The proposed change will also come with an added waiver provision that will allow commercial drone pilots, upon approval from the FAA, to fly at night without the prescribed anti-collision lighting. Perhaps this will be useful for law enforcement agencies who use drones for surveillance, but we can’t imagine career drone pilots needing to request for such a waiver. The FAA probably anticipates such conditions so that it won’t be such a huge added burden to their waiver processing work.
There is no word yet on when the proposed changes will become part of the law. The NPRM entered into the Federal Register in February 2019, after which the FAA accepted comments on it from the general public. Presumably, the proposal is now undergoing a period of review and revisions. However, we might have to wait several months to more than a year before anything gets implemented. Only the FAA knows for sure when it comes to this matter.
Is night flight restricted for recreational drone pilots?
One of the more peculiar things about the restrictions against night flight is that it does not apply to recreational drone pilots. As long as you’re flying your drone just for fun, then you are free to take off after dark without worrying about legal consequences. This has long been a point of controversy among the commercial drone community, with licensed drone pilots worried about getting “undercut” by drone pilots illegally flying for profit.
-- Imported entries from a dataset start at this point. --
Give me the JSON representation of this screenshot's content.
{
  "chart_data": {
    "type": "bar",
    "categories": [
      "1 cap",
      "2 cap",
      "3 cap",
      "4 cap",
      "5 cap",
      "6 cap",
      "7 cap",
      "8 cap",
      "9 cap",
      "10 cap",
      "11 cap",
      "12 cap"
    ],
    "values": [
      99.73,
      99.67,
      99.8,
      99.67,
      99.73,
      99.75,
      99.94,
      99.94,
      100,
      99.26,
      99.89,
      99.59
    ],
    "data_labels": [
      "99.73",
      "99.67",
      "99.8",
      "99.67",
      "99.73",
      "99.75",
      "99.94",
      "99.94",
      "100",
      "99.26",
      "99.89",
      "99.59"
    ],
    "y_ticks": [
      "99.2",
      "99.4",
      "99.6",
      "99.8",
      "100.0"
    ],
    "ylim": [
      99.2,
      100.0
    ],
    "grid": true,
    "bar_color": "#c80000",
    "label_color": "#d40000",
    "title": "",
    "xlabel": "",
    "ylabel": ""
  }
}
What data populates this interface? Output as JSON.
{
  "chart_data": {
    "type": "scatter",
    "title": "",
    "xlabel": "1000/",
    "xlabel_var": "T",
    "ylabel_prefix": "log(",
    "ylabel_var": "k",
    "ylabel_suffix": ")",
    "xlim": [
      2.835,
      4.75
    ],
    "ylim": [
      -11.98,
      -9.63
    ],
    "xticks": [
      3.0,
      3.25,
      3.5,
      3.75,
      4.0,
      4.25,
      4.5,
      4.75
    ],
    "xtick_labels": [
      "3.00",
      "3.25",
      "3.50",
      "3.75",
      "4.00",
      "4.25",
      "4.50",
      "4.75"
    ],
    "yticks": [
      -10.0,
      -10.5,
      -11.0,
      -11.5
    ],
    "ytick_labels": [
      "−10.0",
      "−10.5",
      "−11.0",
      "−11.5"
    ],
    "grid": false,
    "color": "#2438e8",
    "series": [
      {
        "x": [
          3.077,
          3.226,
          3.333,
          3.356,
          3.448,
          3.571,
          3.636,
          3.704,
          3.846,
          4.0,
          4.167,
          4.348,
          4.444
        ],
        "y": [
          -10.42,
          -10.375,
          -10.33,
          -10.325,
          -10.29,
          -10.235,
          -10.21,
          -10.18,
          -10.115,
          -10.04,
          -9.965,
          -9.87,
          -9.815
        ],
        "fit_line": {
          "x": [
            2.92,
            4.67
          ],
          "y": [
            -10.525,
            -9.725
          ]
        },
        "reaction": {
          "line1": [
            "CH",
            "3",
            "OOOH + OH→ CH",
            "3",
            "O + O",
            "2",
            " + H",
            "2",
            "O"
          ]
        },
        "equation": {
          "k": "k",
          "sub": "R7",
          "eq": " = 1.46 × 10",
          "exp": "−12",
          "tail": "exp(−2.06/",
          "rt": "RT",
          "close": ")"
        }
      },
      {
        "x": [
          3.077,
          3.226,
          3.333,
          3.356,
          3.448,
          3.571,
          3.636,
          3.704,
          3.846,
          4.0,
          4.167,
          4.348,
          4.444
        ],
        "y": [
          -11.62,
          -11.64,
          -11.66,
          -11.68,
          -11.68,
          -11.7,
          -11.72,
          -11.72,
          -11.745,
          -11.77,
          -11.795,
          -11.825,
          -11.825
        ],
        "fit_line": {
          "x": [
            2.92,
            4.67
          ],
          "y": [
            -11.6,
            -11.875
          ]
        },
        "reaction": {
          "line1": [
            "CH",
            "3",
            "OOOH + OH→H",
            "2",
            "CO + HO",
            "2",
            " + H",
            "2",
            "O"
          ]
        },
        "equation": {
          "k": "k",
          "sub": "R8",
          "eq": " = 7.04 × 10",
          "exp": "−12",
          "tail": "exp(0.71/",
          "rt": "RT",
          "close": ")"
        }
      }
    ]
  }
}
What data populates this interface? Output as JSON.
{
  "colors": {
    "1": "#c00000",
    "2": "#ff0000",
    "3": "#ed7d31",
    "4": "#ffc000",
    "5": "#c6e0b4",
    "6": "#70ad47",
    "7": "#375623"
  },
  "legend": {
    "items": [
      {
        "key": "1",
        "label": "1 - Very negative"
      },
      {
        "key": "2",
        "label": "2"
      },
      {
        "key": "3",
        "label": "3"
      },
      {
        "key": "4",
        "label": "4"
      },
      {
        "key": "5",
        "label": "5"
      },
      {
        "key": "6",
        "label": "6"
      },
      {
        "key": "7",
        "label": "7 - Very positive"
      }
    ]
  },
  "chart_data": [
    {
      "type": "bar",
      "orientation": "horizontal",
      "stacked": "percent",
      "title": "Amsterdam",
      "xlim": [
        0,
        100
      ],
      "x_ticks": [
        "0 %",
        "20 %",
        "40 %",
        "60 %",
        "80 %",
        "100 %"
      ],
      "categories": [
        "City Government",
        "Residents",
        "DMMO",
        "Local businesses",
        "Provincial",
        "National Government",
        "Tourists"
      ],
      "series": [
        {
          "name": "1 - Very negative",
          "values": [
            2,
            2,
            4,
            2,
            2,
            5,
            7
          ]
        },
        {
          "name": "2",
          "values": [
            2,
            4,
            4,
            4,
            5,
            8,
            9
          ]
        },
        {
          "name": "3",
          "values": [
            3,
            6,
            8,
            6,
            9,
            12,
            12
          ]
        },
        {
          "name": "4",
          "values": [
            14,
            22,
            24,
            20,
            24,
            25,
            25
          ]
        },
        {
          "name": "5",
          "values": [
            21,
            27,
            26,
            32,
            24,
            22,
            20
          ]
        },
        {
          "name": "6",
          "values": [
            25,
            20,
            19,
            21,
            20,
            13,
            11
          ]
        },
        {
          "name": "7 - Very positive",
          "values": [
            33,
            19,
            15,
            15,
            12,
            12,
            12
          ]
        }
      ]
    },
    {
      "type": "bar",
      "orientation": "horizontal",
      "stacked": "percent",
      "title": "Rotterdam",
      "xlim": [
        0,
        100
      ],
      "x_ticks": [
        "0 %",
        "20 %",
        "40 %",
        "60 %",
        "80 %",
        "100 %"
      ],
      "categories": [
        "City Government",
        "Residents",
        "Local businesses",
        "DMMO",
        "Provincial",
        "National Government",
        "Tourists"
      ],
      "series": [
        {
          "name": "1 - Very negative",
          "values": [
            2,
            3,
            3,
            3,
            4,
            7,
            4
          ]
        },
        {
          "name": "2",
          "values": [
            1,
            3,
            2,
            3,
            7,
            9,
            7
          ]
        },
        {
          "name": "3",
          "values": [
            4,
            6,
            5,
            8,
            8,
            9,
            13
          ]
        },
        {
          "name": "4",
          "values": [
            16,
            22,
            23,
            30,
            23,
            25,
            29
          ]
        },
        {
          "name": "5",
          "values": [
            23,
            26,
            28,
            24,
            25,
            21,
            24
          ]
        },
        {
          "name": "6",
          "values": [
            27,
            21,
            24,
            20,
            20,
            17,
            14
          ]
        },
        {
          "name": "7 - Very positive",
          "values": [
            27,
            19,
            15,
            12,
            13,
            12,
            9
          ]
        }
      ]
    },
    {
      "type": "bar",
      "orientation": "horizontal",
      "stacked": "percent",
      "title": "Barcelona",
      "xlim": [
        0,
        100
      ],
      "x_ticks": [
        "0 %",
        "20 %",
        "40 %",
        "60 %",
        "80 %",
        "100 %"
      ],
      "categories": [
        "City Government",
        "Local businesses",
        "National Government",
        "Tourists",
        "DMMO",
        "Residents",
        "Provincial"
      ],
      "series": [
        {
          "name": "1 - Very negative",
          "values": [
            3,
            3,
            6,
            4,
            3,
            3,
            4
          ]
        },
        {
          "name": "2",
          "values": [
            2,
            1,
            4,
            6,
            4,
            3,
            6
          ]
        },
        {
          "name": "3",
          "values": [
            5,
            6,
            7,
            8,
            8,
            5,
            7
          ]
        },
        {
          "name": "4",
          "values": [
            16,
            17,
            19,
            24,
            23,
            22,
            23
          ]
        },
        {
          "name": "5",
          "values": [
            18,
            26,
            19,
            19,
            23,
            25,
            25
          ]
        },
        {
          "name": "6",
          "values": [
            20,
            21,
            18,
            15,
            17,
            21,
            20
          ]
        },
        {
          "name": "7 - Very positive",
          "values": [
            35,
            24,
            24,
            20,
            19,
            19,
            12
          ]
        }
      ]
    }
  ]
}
This exception to the rule means that Part 107-licensed drone pilots can fly at night without a waiver as long as they do not partake in any commercial drone flight activity. As an aside, the FAA requires that the intent of the drone flight be determined at take-off. This means that you cannot initially start a drone flight under Part 107 rules and suddenly shift to recreational rules when it gets dark. These rules aren’t to be followed only when it’s convenient.
If you are flying purely for fun, then there are two points we’d like you to remember. The first is that although you’re not breaking any laws by flying at night, you will still be held liable if your operations happen to cause any property damage or injury to a person. You might also run into privacy issues, especially if you’re flying a drone at night over populated areas or your neighbor’s house. When you’re flying just for fun, the last thing you want is to be reported to the cops.
The other thing to remember is that it can be very easy to cross the line between recreational and commercial drone flight. You might snap a few aerial photos while you’re flying at night, but you’re not allowed to make any profit from them if you did not fly under Part 107 rules. You also cannot upload any photos or videos taken at night to aid any business, online or otherwise, if you did not have the appropriate waiver. The distinction can be particularly hard to make if you’re a Part 107-licensed drone pilot who flies under recreational rules every now and then, so those who have drone licenses have to be extra careful.
The restriction against flying a drone at night has proven to be one of the more controversial parts of the Part 107 rules. As the number of waivers filed shows, being able to fly at night is a very valuable asset for a lot of commercial drone pilots. At no point, there’s no telling how many jobs commercial drone pilots have passed up simply because they did not want to go through the bother of requesting a waiver or because the waiver approval process takes too long.
There’s hope on the horizon, though, as the FAA has already published a proposal that will allow for waiver-free drone flight at night. Although it may require getting a new set of anti-collision lights, there’s no doubt that thousands of commercial drone pilots are eager to see the new rules implemented.